Some people may want a solution without doing the work... you know what it's like in IT right? Not everyone requires to know other aspects they just want solutions.

But there's plenty out the box or online solutions out there that little or no technical knowledge... Any sort of hosting at home is done either because you know what you're doing and prefer to do it that way, or as a learning experience.
 
Quick question whilst we are at it:

I'm reading about DHCP failover here: http://technet.microsoft.com/en-us/library/hh831385.aspx#config_dhcp2

My question: in that example, none neither of the two servers have the preferred DNS set as anything outside the network, and the primary node is set as the DNS conroller but pointing to itself.

Question: I've currently got my DNS server looking at Google's DNS servers. If I removed that, where would it be getting its info from?

Not convinced that makes much sense, but we'll see!

Cheers.
 
Their example will be a full blown Windows Domain controlled by Active Directory. You use an internal DNS server because Active Directory automatically adds DNS entries for clients to find a server to authenticate with (i.e. to find the domain controllers).

You'd set forwarders on the DNS controller (aka the server with the DNS role installed). It'll ask for the forwarders for any DNS lookups that it can't answer (e.g. for external websites).

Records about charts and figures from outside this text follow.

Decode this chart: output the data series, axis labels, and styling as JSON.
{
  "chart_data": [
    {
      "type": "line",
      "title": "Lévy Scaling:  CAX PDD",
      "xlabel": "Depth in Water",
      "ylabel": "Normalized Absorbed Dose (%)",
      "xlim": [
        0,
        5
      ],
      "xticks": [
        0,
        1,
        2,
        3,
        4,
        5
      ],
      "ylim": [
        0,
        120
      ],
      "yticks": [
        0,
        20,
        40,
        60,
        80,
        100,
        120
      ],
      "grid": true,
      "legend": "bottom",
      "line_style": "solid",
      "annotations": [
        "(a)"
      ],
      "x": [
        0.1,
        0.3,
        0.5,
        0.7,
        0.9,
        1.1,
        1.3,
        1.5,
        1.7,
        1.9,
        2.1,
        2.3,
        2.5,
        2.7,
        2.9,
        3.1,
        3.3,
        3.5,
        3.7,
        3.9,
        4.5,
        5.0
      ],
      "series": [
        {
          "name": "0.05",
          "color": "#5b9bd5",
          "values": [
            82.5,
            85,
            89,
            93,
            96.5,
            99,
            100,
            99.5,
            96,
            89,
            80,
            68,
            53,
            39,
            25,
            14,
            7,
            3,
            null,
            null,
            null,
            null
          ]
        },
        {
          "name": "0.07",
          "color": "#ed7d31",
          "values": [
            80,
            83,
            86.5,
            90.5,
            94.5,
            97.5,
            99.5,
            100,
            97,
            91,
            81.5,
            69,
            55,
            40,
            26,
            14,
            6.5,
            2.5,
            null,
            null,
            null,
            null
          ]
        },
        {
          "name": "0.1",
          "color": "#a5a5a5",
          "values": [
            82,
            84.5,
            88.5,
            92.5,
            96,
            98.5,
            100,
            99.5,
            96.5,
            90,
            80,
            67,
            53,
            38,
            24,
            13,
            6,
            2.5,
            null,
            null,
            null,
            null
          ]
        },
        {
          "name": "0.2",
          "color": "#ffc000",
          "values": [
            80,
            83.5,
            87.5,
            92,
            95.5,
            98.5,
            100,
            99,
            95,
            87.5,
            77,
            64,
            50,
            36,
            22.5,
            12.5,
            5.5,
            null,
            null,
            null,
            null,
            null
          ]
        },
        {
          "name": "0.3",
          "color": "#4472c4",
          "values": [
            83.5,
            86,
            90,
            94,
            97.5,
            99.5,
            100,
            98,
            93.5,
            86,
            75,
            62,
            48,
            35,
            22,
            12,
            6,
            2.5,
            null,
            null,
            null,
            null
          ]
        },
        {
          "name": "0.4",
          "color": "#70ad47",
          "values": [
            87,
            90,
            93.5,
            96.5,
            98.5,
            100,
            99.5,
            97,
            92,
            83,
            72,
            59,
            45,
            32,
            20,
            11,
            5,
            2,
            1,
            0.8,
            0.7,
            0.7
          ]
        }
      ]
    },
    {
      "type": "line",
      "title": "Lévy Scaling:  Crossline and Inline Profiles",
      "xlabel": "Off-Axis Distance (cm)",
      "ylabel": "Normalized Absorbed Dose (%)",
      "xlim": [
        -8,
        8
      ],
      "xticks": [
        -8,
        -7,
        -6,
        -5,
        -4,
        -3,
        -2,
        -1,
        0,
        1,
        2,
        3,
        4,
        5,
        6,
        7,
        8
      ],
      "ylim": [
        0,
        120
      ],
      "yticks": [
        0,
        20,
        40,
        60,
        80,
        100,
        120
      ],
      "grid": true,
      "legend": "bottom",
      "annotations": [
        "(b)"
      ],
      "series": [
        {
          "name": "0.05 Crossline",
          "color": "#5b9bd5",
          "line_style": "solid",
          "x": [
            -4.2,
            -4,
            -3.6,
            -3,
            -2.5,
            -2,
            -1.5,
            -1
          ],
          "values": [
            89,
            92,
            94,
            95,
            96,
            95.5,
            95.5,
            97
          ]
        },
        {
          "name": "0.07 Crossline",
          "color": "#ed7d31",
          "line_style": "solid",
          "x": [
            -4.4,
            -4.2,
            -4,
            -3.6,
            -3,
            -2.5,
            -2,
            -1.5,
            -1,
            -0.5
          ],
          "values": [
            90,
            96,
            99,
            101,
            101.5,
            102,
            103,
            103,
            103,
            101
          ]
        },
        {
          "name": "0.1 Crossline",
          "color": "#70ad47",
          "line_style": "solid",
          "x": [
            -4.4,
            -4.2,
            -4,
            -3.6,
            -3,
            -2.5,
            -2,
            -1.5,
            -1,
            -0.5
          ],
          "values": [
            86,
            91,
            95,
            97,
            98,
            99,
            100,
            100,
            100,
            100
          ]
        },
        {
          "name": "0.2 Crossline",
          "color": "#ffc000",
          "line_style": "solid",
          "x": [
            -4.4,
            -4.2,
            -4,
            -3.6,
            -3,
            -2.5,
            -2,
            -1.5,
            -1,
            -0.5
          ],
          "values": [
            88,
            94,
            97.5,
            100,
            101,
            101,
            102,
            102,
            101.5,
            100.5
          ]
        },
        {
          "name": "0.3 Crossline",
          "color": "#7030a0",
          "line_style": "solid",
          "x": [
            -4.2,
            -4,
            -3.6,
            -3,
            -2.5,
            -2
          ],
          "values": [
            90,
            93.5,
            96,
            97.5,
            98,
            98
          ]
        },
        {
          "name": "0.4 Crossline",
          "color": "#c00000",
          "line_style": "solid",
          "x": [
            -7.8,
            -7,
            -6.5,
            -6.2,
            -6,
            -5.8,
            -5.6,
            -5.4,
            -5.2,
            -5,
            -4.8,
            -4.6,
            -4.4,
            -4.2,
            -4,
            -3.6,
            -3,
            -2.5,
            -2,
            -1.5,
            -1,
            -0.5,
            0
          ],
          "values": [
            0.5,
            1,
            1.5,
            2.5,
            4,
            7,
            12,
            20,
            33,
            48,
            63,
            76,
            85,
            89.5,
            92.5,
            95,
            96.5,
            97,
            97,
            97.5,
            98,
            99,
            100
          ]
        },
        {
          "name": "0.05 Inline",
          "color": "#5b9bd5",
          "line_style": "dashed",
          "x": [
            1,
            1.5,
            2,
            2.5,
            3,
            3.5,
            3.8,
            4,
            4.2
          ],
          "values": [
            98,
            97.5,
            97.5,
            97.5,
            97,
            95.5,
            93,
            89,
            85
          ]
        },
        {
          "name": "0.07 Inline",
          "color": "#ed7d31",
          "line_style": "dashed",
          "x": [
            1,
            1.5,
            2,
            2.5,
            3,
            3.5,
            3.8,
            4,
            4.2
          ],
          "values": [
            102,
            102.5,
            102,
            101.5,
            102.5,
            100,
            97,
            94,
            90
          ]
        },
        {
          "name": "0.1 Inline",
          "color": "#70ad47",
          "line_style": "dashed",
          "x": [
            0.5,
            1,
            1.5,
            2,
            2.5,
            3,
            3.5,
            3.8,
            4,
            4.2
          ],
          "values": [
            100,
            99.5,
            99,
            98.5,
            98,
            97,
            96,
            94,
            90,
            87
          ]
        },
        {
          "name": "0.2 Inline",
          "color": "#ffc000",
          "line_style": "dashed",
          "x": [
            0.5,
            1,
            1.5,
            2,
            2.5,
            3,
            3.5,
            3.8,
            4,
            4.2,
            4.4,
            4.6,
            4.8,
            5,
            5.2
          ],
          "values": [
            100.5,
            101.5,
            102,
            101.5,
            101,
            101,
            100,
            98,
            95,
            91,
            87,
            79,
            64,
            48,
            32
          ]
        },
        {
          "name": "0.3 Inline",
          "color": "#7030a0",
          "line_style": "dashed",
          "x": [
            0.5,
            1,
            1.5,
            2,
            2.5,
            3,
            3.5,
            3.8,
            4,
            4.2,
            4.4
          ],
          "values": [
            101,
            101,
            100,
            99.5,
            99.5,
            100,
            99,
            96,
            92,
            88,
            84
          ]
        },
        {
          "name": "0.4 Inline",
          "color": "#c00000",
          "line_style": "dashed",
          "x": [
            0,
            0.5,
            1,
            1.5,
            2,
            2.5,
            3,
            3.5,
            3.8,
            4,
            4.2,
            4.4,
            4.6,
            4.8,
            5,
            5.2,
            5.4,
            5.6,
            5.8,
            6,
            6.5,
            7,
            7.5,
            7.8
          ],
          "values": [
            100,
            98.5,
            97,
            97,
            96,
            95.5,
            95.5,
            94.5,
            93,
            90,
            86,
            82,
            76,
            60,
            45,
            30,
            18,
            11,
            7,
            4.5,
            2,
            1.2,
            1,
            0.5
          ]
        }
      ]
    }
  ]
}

Or, you can leave forwarders blank and it'll ask the root DNS servers.
 
So how does it find external IPs, ie, how does it know where to route requests for external web sites?
 
It sends the queries to the forwarders and routes the reply back to the PC (you set these by giving the IP) or root servers. i.e. it uses recursion. PC <--> DNS server <--> forwarder <--> root servers
 
It sends the queries to the forwarders and routes the reply back to the PC (you set these by giving the IP) or root servers. i.e. it uses recursion. PC <--> DNS server <--> forwarder <--> root servers

So at some point you do need to give the server an external DNS server to use?
 
Yup, that's under the forwarders tab. I tend to pick the ISP DNS server IPs out of the router status page and add them as forwarders.

I think I'd bodged it to be honest. Didn't set it up as a forwarder, but set the server's ethernet connection to use Google's DNS. Was working fine until I just started playing :)
 
I think I'd bodged it to be honest. Didn't set it up as a forwarder, but set the server's ethernet connection to use Google's DNS. Was working fine until I just started playing :)

Client config won't affect how the DNS server looks up external names.

If there's no forwarder, it's using root hints. If its a domain controller, it has to be pointing to itself in the network settings. If its not it doesn't matter too much but wouldn't hurt
 
Client config won't affect how the DNS server looks up external names.

If there's no forwarder, it's using root hints. If its a domain controller, it has to be pointing to itself in the network settings. If its not it doesn't matter too much but wouldn't hurt

This is all on the server, not a client. The server's ethernet port was pointing to Google instead of itself. I assume that meant all DNS requests from clients that the server couldn't resolve were being routed via that else, well, it shouldn't have been working should it?

Either way, doing away with that Google DNS setting killed the connectivity.